İster “Çok yaşa”, isterseniz son günlerin moda tabiriyle “Çok sev” diye yanıtlayın, tekrarlayan hapşırık ataklarına yakalanınca sizin aklınızdan da “Galiba nezle oluyorum!” cümlesinin geçtiğine eminim. Hapşırmanın başlıca nedeninin nezle olduğu doğru olsa da burnun içini tahriş eden herhangi bir neden de hapşırmaya yol açabilir. Bu, bazen havada uçuşan bir çiçek poleni, bir toz parçacığı, zerreciği bazen de bir yabancı cisimdir. Yemeğimize ektiğimiz karabiber ya da kırmızıbiber tozlarının, makyaj için kullandığımız pudranın, hatta uzun zamandır girmediğimiz depodaki yabancı partiküllerin de bizi hapşırtması mümkün. “Peki, bu iş neden bu kadar gürültülü oluyor?” diye bir soru da aklınıza gelebilir. Hapşırma esnasından burnunuzdan dışarıya çıkan havanın hızının bazen saatte 150 kilometreyi bulduğunu bilirseniz hapşırıkla oluşan patlama şeklindeki gürültüye fazla şaşırmazsınız.
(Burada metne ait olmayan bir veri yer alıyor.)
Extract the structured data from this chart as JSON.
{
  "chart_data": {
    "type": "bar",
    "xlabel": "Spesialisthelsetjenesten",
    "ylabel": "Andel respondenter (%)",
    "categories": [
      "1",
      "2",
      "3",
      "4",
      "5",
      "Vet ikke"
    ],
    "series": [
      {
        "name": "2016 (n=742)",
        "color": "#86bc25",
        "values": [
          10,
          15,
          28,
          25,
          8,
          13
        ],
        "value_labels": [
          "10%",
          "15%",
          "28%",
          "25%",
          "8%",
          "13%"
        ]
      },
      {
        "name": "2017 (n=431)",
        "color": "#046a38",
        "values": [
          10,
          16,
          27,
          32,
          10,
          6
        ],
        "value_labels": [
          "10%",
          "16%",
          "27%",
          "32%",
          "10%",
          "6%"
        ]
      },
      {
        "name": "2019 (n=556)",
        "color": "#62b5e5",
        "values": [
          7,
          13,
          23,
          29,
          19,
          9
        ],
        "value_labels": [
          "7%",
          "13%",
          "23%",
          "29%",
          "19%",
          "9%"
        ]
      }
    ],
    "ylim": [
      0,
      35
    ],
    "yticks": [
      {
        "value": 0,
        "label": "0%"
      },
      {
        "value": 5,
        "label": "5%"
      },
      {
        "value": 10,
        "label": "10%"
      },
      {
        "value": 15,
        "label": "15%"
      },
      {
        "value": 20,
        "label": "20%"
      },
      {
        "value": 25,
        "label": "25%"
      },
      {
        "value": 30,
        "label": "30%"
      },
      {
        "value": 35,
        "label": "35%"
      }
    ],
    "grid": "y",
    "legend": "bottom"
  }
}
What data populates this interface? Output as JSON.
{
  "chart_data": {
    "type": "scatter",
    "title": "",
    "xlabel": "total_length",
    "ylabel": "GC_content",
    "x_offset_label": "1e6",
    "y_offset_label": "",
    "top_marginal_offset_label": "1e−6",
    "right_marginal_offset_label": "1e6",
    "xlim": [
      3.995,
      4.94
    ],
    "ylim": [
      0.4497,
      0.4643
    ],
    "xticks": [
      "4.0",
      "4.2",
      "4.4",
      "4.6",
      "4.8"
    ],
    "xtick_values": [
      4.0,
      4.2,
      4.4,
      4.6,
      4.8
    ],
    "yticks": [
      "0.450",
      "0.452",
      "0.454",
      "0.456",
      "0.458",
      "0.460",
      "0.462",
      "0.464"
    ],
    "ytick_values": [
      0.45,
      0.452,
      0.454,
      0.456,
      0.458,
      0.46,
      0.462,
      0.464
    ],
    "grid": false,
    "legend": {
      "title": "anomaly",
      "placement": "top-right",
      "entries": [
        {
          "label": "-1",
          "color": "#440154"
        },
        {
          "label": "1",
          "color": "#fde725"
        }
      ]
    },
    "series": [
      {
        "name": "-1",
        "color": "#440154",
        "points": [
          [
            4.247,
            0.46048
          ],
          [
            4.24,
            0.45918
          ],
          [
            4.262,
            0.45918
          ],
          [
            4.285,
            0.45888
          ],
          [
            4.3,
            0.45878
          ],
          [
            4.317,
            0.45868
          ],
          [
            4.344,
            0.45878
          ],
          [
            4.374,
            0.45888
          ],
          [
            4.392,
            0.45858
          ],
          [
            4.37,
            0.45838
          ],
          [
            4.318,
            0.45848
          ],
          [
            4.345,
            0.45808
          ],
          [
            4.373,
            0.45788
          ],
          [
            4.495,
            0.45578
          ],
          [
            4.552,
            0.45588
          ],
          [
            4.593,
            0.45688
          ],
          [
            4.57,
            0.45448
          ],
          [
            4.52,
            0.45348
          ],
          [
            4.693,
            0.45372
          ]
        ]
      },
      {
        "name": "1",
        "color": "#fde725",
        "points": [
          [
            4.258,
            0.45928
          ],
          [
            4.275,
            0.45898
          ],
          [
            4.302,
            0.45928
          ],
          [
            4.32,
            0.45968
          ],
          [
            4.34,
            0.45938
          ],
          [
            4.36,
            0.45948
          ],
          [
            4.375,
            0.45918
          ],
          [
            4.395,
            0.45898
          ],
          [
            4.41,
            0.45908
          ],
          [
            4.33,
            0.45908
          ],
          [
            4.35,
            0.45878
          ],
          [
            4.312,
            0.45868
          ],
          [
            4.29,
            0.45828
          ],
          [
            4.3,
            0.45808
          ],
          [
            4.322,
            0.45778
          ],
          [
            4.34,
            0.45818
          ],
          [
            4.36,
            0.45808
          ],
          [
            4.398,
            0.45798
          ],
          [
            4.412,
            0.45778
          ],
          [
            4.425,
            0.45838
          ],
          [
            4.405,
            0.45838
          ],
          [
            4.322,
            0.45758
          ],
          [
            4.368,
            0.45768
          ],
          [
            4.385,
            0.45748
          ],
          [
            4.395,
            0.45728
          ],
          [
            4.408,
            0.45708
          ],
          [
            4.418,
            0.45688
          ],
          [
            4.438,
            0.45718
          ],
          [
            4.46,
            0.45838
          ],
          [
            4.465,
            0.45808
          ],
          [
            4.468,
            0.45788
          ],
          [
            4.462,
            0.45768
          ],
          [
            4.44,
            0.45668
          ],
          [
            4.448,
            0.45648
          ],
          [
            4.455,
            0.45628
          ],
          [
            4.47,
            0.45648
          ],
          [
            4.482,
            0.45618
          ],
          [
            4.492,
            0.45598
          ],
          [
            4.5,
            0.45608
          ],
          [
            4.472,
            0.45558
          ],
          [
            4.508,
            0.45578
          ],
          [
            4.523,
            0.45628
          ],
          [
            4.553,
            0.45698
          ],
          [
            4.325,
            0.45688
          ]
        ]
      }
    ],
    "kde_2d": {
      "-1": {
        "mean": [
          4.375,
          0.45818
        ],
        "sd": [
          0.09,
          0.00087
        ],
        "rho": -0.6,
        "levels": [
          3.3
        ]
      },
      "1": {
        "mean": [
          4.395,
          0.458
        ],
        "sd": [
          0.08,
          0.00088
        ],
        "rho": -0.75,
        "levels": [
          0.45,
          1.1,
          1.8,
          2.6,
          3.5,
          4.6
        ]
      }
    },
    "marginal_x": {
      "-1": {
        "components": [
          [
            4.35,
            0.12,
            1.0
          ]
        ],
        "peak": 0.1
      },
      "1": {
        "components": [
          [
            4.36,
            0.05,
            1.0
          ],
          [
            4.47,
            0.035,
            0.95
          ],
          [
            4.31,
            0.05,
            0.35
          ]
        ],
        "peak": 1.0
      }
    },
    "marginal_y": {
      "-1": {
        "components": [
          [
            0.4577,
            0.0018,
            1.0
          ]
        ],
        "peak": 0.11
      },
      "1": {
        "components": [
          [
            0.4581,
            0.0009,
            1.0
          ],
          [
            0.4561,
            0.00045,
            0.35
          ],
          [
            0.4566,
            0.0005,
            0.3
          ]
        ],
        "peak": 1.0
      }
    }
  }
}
Burnun kokusu güçlü duygusu zayıf
Kış aylarında sık karşılaştığımız sorunlardan bir hapşırıksa diğeri de burun akıntısı. ısterseniz önce önemli bir konuyu hatırlayalım: Çoğumuz, burnumuzun sadece koku almaya yaradığını zanneder ama onun başka birçok fonksiyonu var! Mesela burnunuz, soluduğunuz havayı (doğrusu da bu, nefesinizi burundan alıp ağızdan vermelisiniz) nemlendirir, yabancı cisimlerden temizler-süzer ve ısıtır. Bunu burnun içindeki ıslak ve ılık kalorifer peteği şeklindeki yapılanma (konkalar) sağlar. Dolayısıyla hava akciğerinize girmeden önce temizlenmiş, ısıtılıp nemlendirilmiş olur. Bunu sağlayabilmek için de burnun içine çok sayıda salgı bezi yerleştirilmiştir. Bunlar herhangi bir nedenle tahriş olduğunda aşırı sıvı üretmeye başlar. Salgıya yol açan şey bazen toz veya polenler, bazen keskin, farklı kimyasal yapılar duman ve kokular (yangın dumanı, soğan kokusu), çoğu zaman da nezle virüsleridir. Salgının artması burna yerleşmeye çalışan virüsler ya da tozların dışarıya atılmasını kolaylaştırmaktadır. Aklınıza şöyle bir soru gelebilir: “Peki, o zaman ağlayınca burnumuzu tahriş eden nedir? Duygularımız olabilir mi?” Burnun ‘kokusal’ yanı güçlüdür ama ‘duygusal’ yanı zayıftır! Ağladığınızda oluşan aşırı gözyaşı sıvısı göz dibinizdeki kanallarla burnunuza aktarıldığından, burnunuz fazla miktarda gözyaşıyla dolar ve bu sıvı burundan dışarı akar. Yani ağlayan burnunuz değil, gözlerinizdir aslında...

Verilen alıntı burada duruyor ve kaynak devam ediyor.